Cuban Black Beans

Black beans are very popular in Cuba. No wonder, as the black bean originated in Central America, where it is thought to have been first cultivated 7000 years ago.

In this article I will provide two recipes for Cuban black beans: a simple one and a more elaborate one.

Simple Recipe For Cuban Black Beans

This simple recipe is wonderful for just enjoying the amazing flavour of the black beans. Black beans have such a strong flavour that they work well with little additions; just a few extra flavours to add richness, lightness and balance.


500g (1 pound) black beans

1 tsp baking soda

1 tb olive oil

1 medium onion

4 medium cloves garlic

2 tsp salt

A bunch of leaf coriander (cilantro)

First, prepare your beans overnight. Pour enough water over them to cover amply – remember they will absorb a lot – and add a teaspoon of baking soda. Mix briefly, and leave to soak for at least 8 hours. (See also: How To Cook Black Beans)

Mince or chop finely the garlic and leaf coriander. Chop the onion well, and add to a saucepan with the olive oil and garlic. Fry until the onion has gone translucent, ~5 minutes.

Now drain the black beans and add them to the pot with the salt and leaf coriander. Add enough water to cover everything by a little margin. Cook until the beans are soft, and you have a stewlike consistency.

Serve, perhaps with a little soy cream on top. Or else you could blend it for a more souplike consistency, or ladle over mounds of rice. Yum!

Elaborate Recipe For Cuban Black Beans


2 green bell peppers

500g (1 pound) of black beans

1 tsp baking soda

6 cloves of garlic

100ml (1/2 cup) of olive oil

1 medium onion

4 tsp salt

1/2 tsp black pepper

1/2 tsp oregano

1/2 tsp cumin

1 bay leaf

1 tbsp brown sugar

2 tbsp white wine

2 tbsp wine vinegar


First, prepare the black beans overnight. This means adding ample water and the 1 tsp baking soda, stirring, and leaving them to soak for at least 8 hours.

Now cut one bell pepper into squares and crush or finely chop 3 cloves of garlic. Add this to a pot with the drained black beans and the bay leaf. Cook until the beans are soft.

Meanwhile, put the oil into a pan and add the remaining bell pepper (chopped) and garlic (finely chopped or crushed), plus the onion (chopped). Fry these until tender. This is called the “sofrito”.

Remove 1 cup (200ml) of your beans from your pot (don’t throw away the cooking water!) and add it to the sofrito. Mash this all well, then put the mashed mixture back into the pot with the beans.

Add all the seasonings: sugar, wine, vinegar, oregano, pepper, cumin, salt.

Boil for 15 minutes to blend the flavours. If the mixture is very watery, boil it uncovered and continue to boil until it has reduced.

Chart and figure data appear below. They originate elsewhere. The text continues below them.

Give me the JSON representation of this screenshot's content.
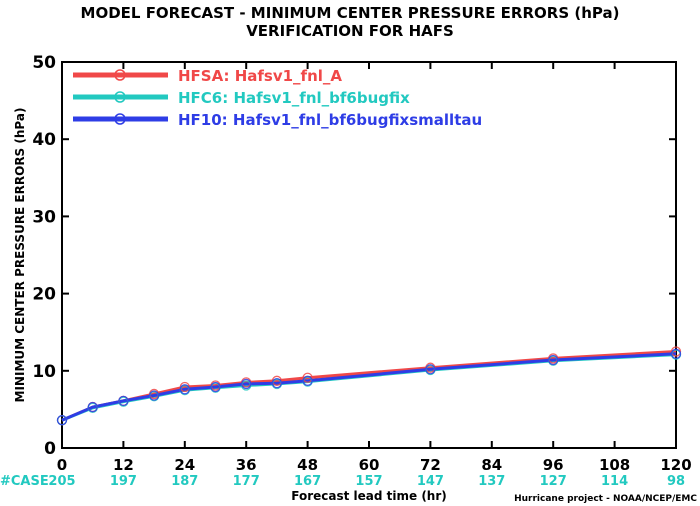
{
  "chart_data": {
    "type": "line",
    "title": "MODEL FORECAST - MINIMUM CENTER PRESSURE ERRORS (hPa)",
    "subtitle": "VERIFICATION FOR HAFS",
    "xlabel": "Forecast lead time (hr)",
    "ylabel": "MINIMUM CENTER PRESSURE ERRORS (hPa)",
    "credit": "Hurricane project - NOAA/NCEP/EMC",
    "xlim": [
      0,
      120
    ],
    "ylim": [
      0,
      50
    ],
    "xticks": [
      0,
      12,
      24,
      36,
      48,
      60,
      72,
      84,
      96,
      108,
      120
    ],
    "yticks": [
      0,
      10,
      20,
      30,
      40,
      50
    ],
    "x": [
      0,
      6,
      12,
      18,
      24,
      30,
      36,
      42,
      48,
      72,
      96,
      120
    ],
    "grid": false,
    "legend_position": "top-left",
    "case_label": "#CASE",
    "case_counts": [
      205,
      197,
      187,
      177,
      167,
      157,
      147,
      137,
      127,
      114,
      98
    ],
    "series": [
      {
        "name": "HFSA: Hafsv1_fnl_A",
        "color": "#f04848",
        "values": [
          3.6,
          5.3,
          6.1,
          7.0,
          7.9,
          8.1,
          8.5,
          8.7,
          9.1,
          10.4,
          11.6,
          12.5
        ]
      },
      {
        "name": "HFC6: Hafsv1_fnl_bf6bugfix",
        "color": "#22c9c0",
        "values": [
          3.6,
          5.2,
          6.0,
          6.7,
          7.5,
          7.8,
          8.1,
          8.3,
          8.6,
          10.1,
          11.3,
          12.1
        ]
      },
      {
        "name": "HF10: Hafsv1_fnl_bf6bugfixsmalltau",
        "color": "#2e3de6",
        "values": [
          3.6,
          5.3,
          6.1,
          6.8,
          7.6,
          7.9,
          8.3,
          8.4,
          8.7,
          10.2,
          11.4,
          12.2
        ]
      }
    ]
  }
}
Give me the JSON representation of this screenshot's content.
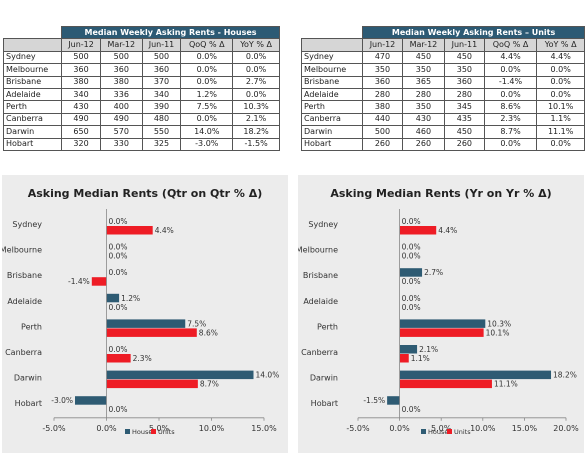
{
  "tables": [
    {
      "title": "Median Weekly Asking Rents - Houses",
      "columns": [
        "Jun-12",
        "Mar-12",
        "Jun-11",
        "QoQ % Δ",
        "YoY % Δ"
      ],
      "rows": [
        {
          "city": "Sydney",
          "values": [
            "500",
            "500",
            "500",
            "0.0%",
            "0.0%"
          ]
        },
        {
          "city": "Melbourne",
          "values": [
            "360",
            "360",
            "360",
            "0.0%",
            "0.0%"
          ]
        },
        {
          "city": "Brisbane",
          "values": [
            "380",
            "380",
            "370",
            "0.0%",
            "2.7%"
          ]
        },
        {
          "city": "Adelaide",
          "values": [
            "340",
            "336",
            "340",
            "1.2%",
            "0.0%"
          ]
        },
        {
          "city": "Perth",
          "values": [
            "430",
            "400",
            "390",
            "7.5%",
            "10.3%"
          ]
        },
        {
          "city": "Canberra",
          "values": [
            "490",
            "490",
            "480",
            "0.0%",
            "2.1%"
          ]
        },
        {
          "city": "Darwin",
          "values": [
            "650",
            "570",
            "550",
            "14.0%",
            "18.2%"
          ]
        },
        {
          "city": "Hobart",
          "values": [
            "320",
            "330",
            "325",
            "-3.0%",
            "-1.5%"
          ]
        }
      ]
    },
    {
      "title": "Median Weekly Asking Rents – Units",
      "columns": [
        "Jun-12",
        "Mar-12",
        "Jun-11",
        "QoQ % Δ",
        "YoY % Δ"
      ],
      "rows": [
        {
          "city": "Sydney",
          "values": [
            "470",
            "450",
            "450",
            "4.4%",
            "4.4%"
          ]
        },
        {
          "city": "Melbourne",
          "values": [
            "350",
            "350",
            "350",
            "0.0%",
            "0.0%"
          ]
        },
        {
          "city": "Brisbane",
          "values": [
            "360",
            "365",
            "360",
            "-1.4%",
            "0.0%"
          ]
        },
        {
          "city": "Adelaide",
          "values": [
            "280",
            "280",
            "280",
            "0.0%",
            "0.0%"
          ]
        },
        {
          "city": "Perth",
          "values": [
            "380",
            "350",
            "345",
            "8.6%",
            "10.1%"
          ]
        },
        {
          "city": "Canberra",
          "values": [
            "440",
            "430",
            "435",
            "2.3%",
            "1.1%"
          ]
        },
        {
          "city": "Darwin",
          "values": [
            "500",
            "460",
            "450",
            "8.7%",
            "11.1%"
          ]
        },
        {
          "city": "Hobart",
          "values": [
            "260",
            "260",
            "260",
            "0.0%",
            "0.0%"
          ]
        }
      ]
    }
  ],
  "chart_data": [
    {
      "type": "bar",
      "orientation": "horizontal",
      "title": "Asking Median Rents (Qtr on Qtr % Δ)",
      "categories": [
        "Sydney",
        "Melbourne",
        "Brisbane",
        "Adelaide",
        "Perth",
        "Canberra",
        "Darwin",
        "Hobart"
      ],
      "series": [
        {
          "name": "Houses",
          "color": "#2e5b73",
          "values": [
            0.0,
            0.0,
            0.0,
            1.2,
            7.5,
            0.0,
            14.0,
            -3.0
          ],
          "labels": [
            "0.0%",
            "0.0%",
            "0.0%",
            "1.2%",
            "7.5%",
            "0.0%",
            "14.0%",
            "-3.0%"
          ]
        },
        {
          "name": "Units",
          "color": "#ee1c25",
          "values": [
            4.4,
            0.0,
            -1.4,
            0.0,
            8.6,
            2.3,
            8.7,
            0.0
          ],
          "labels": [
            "4.4%",
            "0.0%",
            "-1.4%",
            "0.0%",
            "8.6%",
            "2.3%",
            "8.7%",
            "0.0%"
          ]
        }
      ],
      "xlim": [
        -5,
        15
      ],
      "xticks": [
        -5,
        0,
        5,
        10,
        15
      ],
      "xtick_labels": [
        "-5.0%",
        "0.0%",
        "5.0%",
        "10.0%",
        "15.0%"
      ],
      "grid": false,
      "legend": "bottom"
    },
    {
      "type": "bar",
      "orientation": "horizontal",
      "title": "Asking Median Rents (Yr on Yr % Δ)",
      "categories": [
        "Sydney",
        "Melbourne",
        "Brisbane",
        "Adelaide",
        "Perth",
        "Canberra",
        "Darwin",
        "Hobart"
      ],
      "series": [
        {
          "name": "Houses",
          "color": "#2e5b73",
          "values": [
            0.0,
            0.0,
            2.7,
            0.0,
            10.3,
            2.1,
            18.2,
            -1.5
          ],
          "labels": [
            "0.0%",
            "0.0%",
            "2.7%",
            "0.0%",
            "10.3%",
            "2.1%",
            "18.2%",
            "-1.5%"
          ]
        },
        {
          "name": "Units",
          "color": "#ee1c25",
          "values": [
            4.4,
            0.0,
            0.0,
            0.0,
            10.1,
            1.1,
            11.1,
            0.0
          ],
          "labels": [
            "4.4%",
            "0.0%",
            "0.0%",
            "0.0%",
            "10.1%",
            "1.1%",
            "11.1%",
            "0.0%"
          ]
        }
      ],
      "xlim": [
        -5,
        20
      ],
      "xticks": [
        -5,
        0,
        5,
        10,
        15,
        20
      ],
      "xtick_labels": [
        "-5.0%",
        "0.0%",
        "5.0%",
        "10.0%",
        "15.0%",
        "20.0%"
      ],
      "grid": false,
      "legend": "bottom"
    }
  ]
}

Before serving, remove the bay leaf and add the olive oil. Stir. Serve with white rice.

As a variant, consider adding chunks of firm smoked tofu. This is a healthier alternative to the cholestrol laden bacon and ham sometimes added to this dish. The dish is flavourful enough as it is, so the addition of either tofu or meat is not exactly necessary, but a bit of smoked tofu can add some welcome “smoky” flavour and bite.